Dans la réalité, la conclusion du roman est cohérente, non sur le plan militaire, mais sur le plan économique. La défaite en 1945 de l'Allemagne et du Japon a eu un effet économique : privés d'armée puissante et de prestige militaire, les deux pays vaincus se sont repliés vers l'excellence économique. Ils sont redevenus des puissances économiques mondiales au bout des « Trente Glorieuses ». Dans le Maître du Haut-Château, les habitants des États-Unis se relèvent lentement de la défaite par l'innovation artisanale, par la vente de leur patrimoine à des vainqueurs qui l'apprécient. Ils commencent à prendre leur revanche comme le montre le personnage Frank dans sa relation avec les Japonais, mais sont décrits comme gardant un fort complexe d'infériorité devant la culture de leurs vainqueurs, comme dans notre véritable monde les Japonais ont fait vis-à-vis de la culture des occupants américains.

Enfin, Philip K. Dick tire des conclusions technologiques à la victoire des Nazis. Les États-Unis, dans son uchronie, n'ont plus les moyens de développer leur aviation à réaction, c'est l'ingénieur allemand Werner von Braun qui va inventer pour l'Allemagne des fusées pour les vols intercontinentaux : la Lune est conquise peu après la fin de la guerre, les premières missions vers Mars commencent dans la décennie qui suit, ce que Dick impute dans le livre au goût pour l'abstraction de la culture nazie : « La race, la colonisation spatiale, l'espace vital : ils ne raisonnent que comme ça ».

Dans la réalité, c'est bien von Braun qui a développé des fusées-missiles V2 pour Hitler avant d'être récupéré par les États-Unis et de participer aux projets de fusées spatiales : le projet Jupiter lui sera confié après les échecs répétés du programme Vanguard de la Marine qui ne l'avait pas consulté, et sera, lui, un sans-faute.

La fin du livre est énigmatique.
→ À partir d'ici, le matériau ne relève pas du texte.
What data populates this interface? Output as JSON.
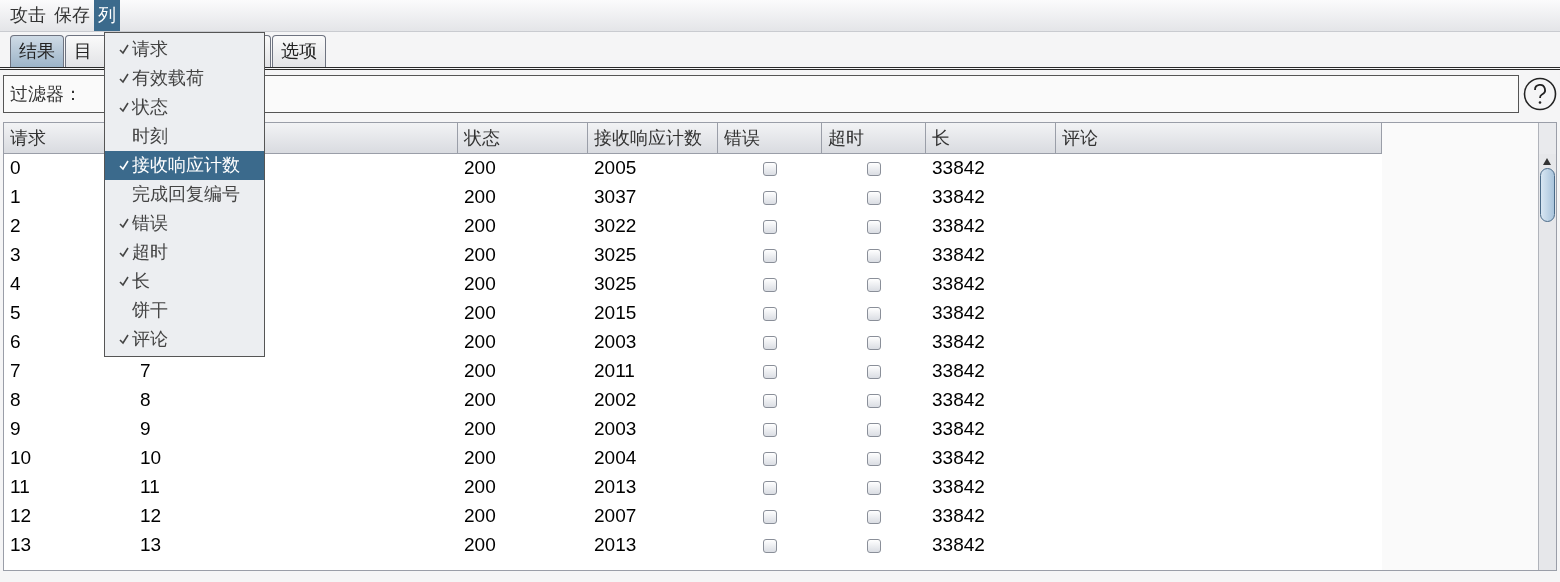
{
  "menubar": [
    {
      "label": "攻击",
      "selected": false
    },
    {
      "label": "保存",
      "selected": false
    },
    {
      "label": "列",
      "selected": true
    }
  ],
  "tabs": [
    {
      "label": "结果",
      "selected": true
    },
    {
      "label": "目",
      "selected": false
    },
    {
      "selected": false
    },
    {
      "label": "选项",
      "selected": false
    }
  ],
  "filter": {
    "label": "过滤器："
  },
  "column_menu": [
    {
      "label": "请求",
      "checked": true,
      "selected": false
    },
    {
      "label": "有效载荷",
      "checked": true,
      "selected": false
    },
    {
      "label": "状态",
      "checked": true,
      "selected": false
    },
    {
      "label": "时刻",
      "checked": false,
      "selected": false
    },
    {
      "label": "接收响应计数",
      "checked": true,
      "selected": true
    },
    {
      "label": "完成回复编号",
      "checked": false,
      "selected": false
    },
    {
      "label": "错误",
      "checked": true,
      "selected": false
    },
    {
      "label": "超时",
      "checked": true,
      "selected": false
    },
    {
      "label": "长",
      "checked": true,
      "selected": false
    },
    {
      "label": "饼干",
      "checked": false,
      "selected": false
    },
    {
      "label": "评论",
      "checked": true,
      "selected": false
    }
  ],
  "table": {
    "columns": [
      "请求",
      null,
      "状态",
      "接收响应计数",
      "错误",
      "超时",
      "长",
      "评论"
    ],
    "rows": [
      {
        "request": "0",
        "status": "200",
        "received": "2005",
        "error": false,
        "timeout": false,
        "length": "33842"
      },
      {
        "request": "1",
        "status": "200",
        "received": "3037",
        "error": false,
        "timeout": false,
        "length": "33842"
      },
      {
        "request": "2",
        "status": "200",
        "received": "3022",
        "error": false,
        "timeout": false,
        "length": "33842"
      },
      {
        "request": "3",
        "status": "200",
        "received": "3025",
        "error": false,
        "timeout": false,
        "length": "33842"
      },
      {
        "request": "4",
        "status": "200",
        "received": "3025",
        "error": false,
        "timeout": false,
        "length": "33842"
      },
      {
        "request": "5",
        "status": "200",
        "received": "2015",
        "error": false,
        "timeout": false,
        "length": "33842"
      },
      {
        "request": "6",
        "status": "200",
        "received": "2003",
        "error": false,
        "timeout": false,
        "length": "33842"
      },
      {
        "request": "7",
        "payload": "7",
        "status": "200",
        "received": "2011",
        "error": false,
        "timeout": false,
        "length": "33842"
      },
      {
        "request": "8",
        "payload": "8",
        "status": "200",
        "received": "2002",
        "error": false,
        "timeout": false,
        "length": "33842"
      },
      {
        "request": "9",
        "payload": "9",
        "status": "200",
        "received": "2003",
        "error": false,
        "timeout": false,
        "length": "33842"
      },
      {
        "request": "10",
        "payload": "10",
        "status": "200",
        "received": "2004",
        "error": false,
        "timeout": false,
        "length": "33842"
      },
      {
        "request": "11",
        "payload": "11",
        "status": "200",
        "received": "2013",
        "error": false,
        "timeout": false,
        "length": "33842"
      },
      {
        "request": "12",
        "payload": "12",
        "status": "200",
        "received": "2007",
        "error": false,
        "timeout": false,
        "length": "33842"
      },
      {
        "request": "13",
        "payload": "13",
        "status": "200",
        "received": "2013",
        "error": false,
        "timeout": false,
        "length": "33842"
      }
    ]
  }
}
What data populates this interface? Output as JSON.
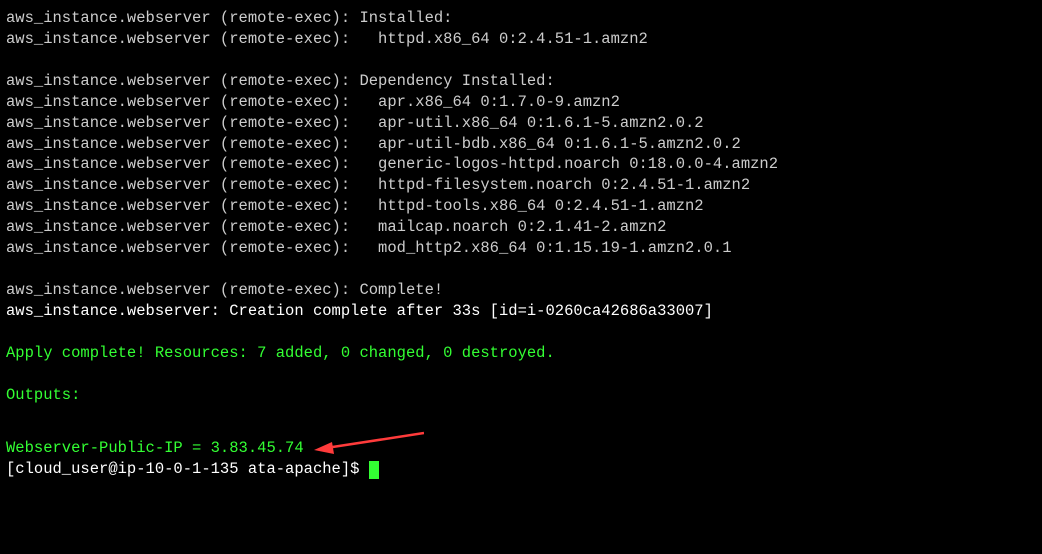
{
  "prefix": "aws_instance.webserver (remote-exec):",
  "lines": [
    {
      "text": " Installed:"
    },
    {
      "text": "   httpd.x86_64 0:2.4.51-1.amzn2"
    }
  ],
  "dep_header": " Dependency Installed:",
  "deps": [
    "   apr.x86_64 0:1.7.0-9.amzn2",
    "   apr-util.x86_64 0:1.6.1-5.amzn2.0.2",
    "   apr-util-bdb.x86_64 0:1.6.1-5.amzn2.0.2",
    "   generic-logos-httpd.noarch 0:18.0.0-4.amzn2",
    "   httpd-filesystem.noarch 0:2.4.51-1.amzn2",
    "   httpd-tools.x86_64 0:2.4.51-1.amzn2",
    "   mailcap.noarch 0:2.1.41-2.amzn2",
    "   mod_http2.x86_64 0:1.15.19-1.amzn2.0.1"
  ],
  "complete": " Complete!",
  "creation": "aws_instance.webserver: Creation complete after 33s [id=i-0260ca42686a33007]",
  "apply": "Apply complete! Resources: 7 added, 0 changed, 0 destroyed.",
  "outputs_label": "Outputs:",
  "output_kv": "Webserver-Public-IP = 3.83.45.74",
  "prompt": "[cloud_user@ip-10-0-1-135 ata-apache]$ ",
  "colors": {
    "green": "#33ff33",
    "text": "#cccccc",
    "bg": "#000000",
    "arrow": "#ff3b3b"
  }
}
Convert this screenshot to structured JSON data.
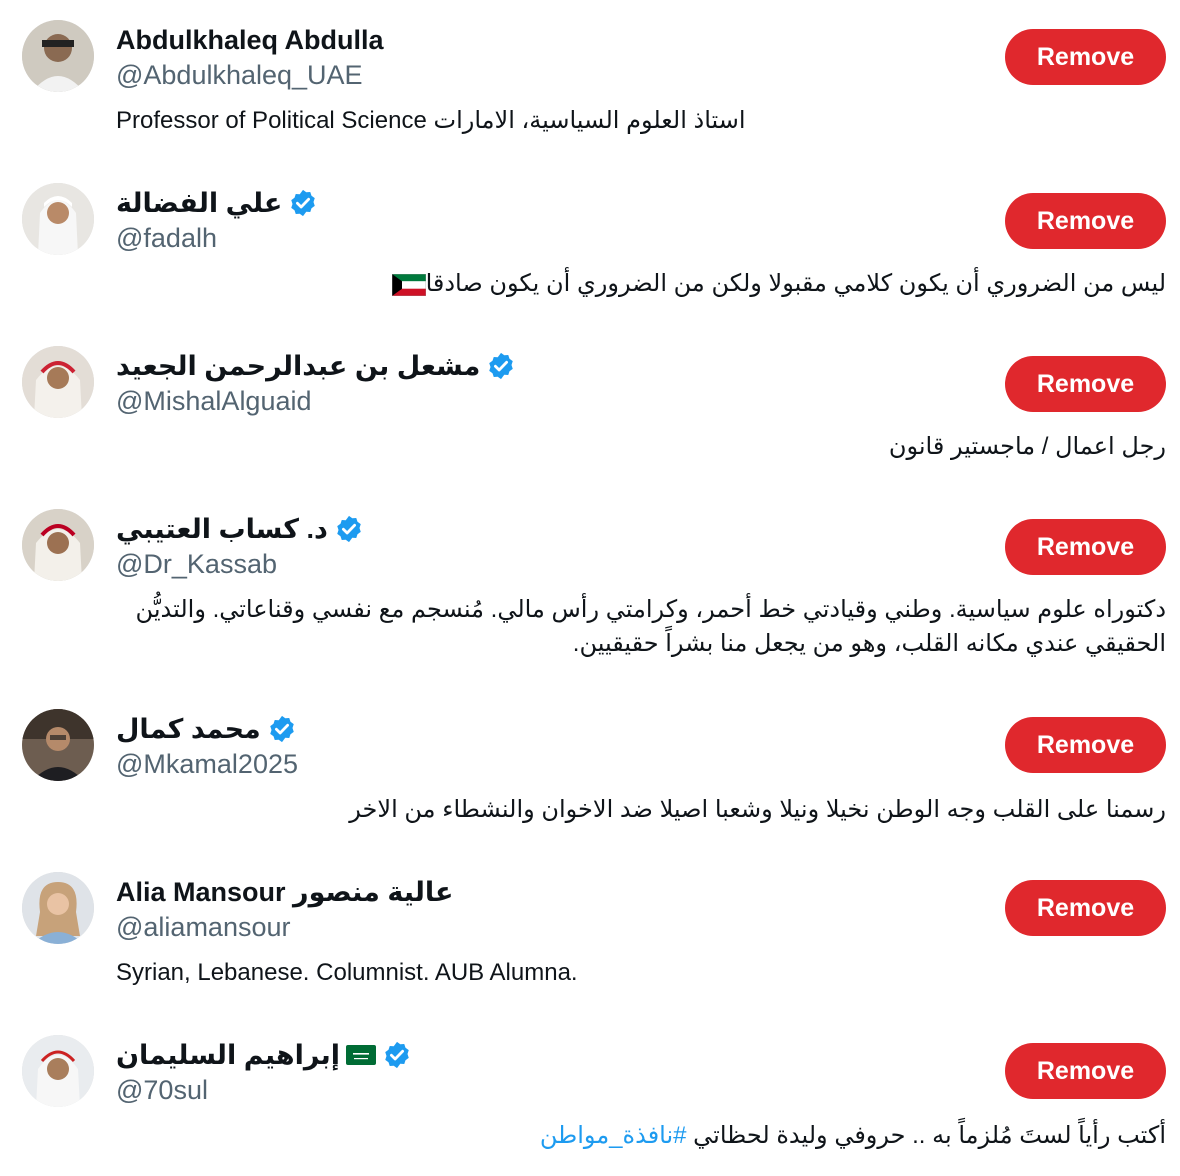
{
  "accounts": [
    {
      "name": "Abdulkhaleq Abdulla",
      "handle": "@Abdulkhaleq_UAE",
      "verified": false,
      "bio": "Professor of Political Science استاذ العلوم السياسية، الامارات",
      "bio_dir": "ltr",
      "button": "Remove"
    },
    {
      "name": "علي الفضالة",
      "handle": "@fadalh",
      "verified": true,
      "bio": "ليس من الضروري أن يكون كلامي مقبولا ولكن من الضروري أن يكون صادقا",
      "bio_flag": "kuwait-flag-icon",
      "bio_dir": "rtl",
      "button": "Remove"
    },
    {
      "name": "مشعل بن عبدالرحمن الجعيد",
      "handle": "@MishalAlguaid",
      "verified": true,
      "bio": "رجل اعمال / ماجستير قانون",
      "bio_dir": "rtl",
      "button": "Remove"
    },
    {
      "name": "د. كساب العتيبي",
      "handle": "@Dr_Kassab",
      "verified": true,
      "bio": "دكتوراه علوم سياسية. وطني وقيادتي خط أحمر، وكرامتي رأس مالي. مُنسجم مع نفسي وقناعاتي. والتديُّن الحقيقي عندي مكانه القلب، وهو من يجعل منا بشراً حقيقيين.",
      "bio_dir": "rtl",
      "button": "Remove"
    },
    {
      "name": "محمد كمال",
      "handle": "@Mkamal2025",
      "verified": true,
      "bio": "رسمنا على القلب وجه الوطن نخيلا ونيلا وشعبا اصيلا ضد الاخوان والنشطاء من الاخر",
      "bio_dir": "rtl",
      "button": "Remove"
    },
    {
      "name": "Alia Mansour عالية منصور",
      "handle": "@aliamansour",
      "verified": false,
      "bio": "Syrian, Lebanese. Columnist. AUB Alumna.",
      "bio_dir": "ltr",
      "button": "Remove"
    },
    {
      "name": "إبراهيم السليمان",
      "name_flag": "saudi-flag-icon",
      "handle": "@70sul",
      "verified": true,
      "bio": "أكتب رأياً لستَ مُلزماً به .. حروفي وليدة لحظاتي",
      "bio_hashtag": "#نافذة_مواطن",
      "bio_dir": "rtl",
      "button": "Remove"
    }
  ],
  "colors": {
    "remove_button": "#e0282d",
    "verified_badge": "#1d9bf0",
    "handle_text": "#536471",
    "hashtag": "#1d9bf0"
  }
}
En effet Juliana apprend alors que c'est l'oracle qui a écrit La Sauterelle et à la question "Pourquoi ?", ce dernier répond que c'est la vérité. Quelle est cette vérité dont parle l'oracle ? Dans un roman où le monde est clairement sous la domination de l'Axe, les personnages doivent admettre que "l'Allemagne et le Japon ont perdu la guerre". On peut y voir une nouvelle mise en abyme où, sans se l'avouer clairement, les personnages doivent admettre qu'ils vivent dans une fiction. Cependant, le livre écrit par l'oracle ne décrit pas tout à fait notre réalité. Et le livre ne peut que nous renvoyer à notre propre questionnement, quelle est notre réalité ? Car nous aussi, comme les personnages du roman, nous lisons un livre qui nous décrit un autre monde en nous disant "c'est la réalité". À travers ces jeux de miroirs, le roman de Philip K. Dick pose à nouveau la question de la définition de la réalité, de sa frontière avec la fiction, de notre existence et de son incertitude.

Bibliographie[modifier | modifier le code]

Classique de la science-fiction[modifier | modifier le code]

Ce roman est considéré comme un grand classique de la science-fiction dans les ouvrages de références suivants :

  • Annick Beguin, Les 100 principaux titres de la science-fiction, Cosmos 2000, 1981 ;
  • Jacques Goimard et Claude Aziza, Encyclopédie de poche de la science-fiction. Guide de lecture, Presses Pocket, coll. « Science-fiction », n°5237, 1986 ;
  • Denis Guiot, La Science-fiction, Massin, coll. « Le monde de... », 1987 ;
  • Enquête du Fanzine Carnage mondain auprès de ses lecteurs, 1989 ;
  • Lorris Murail, Les Maîtres de la science-fiction, Bordas, coll. « Compacts », 1993 ;
  • Stan Barets, Le science-fictionnaire, Denoël, coll. « Présence du futur », 1994.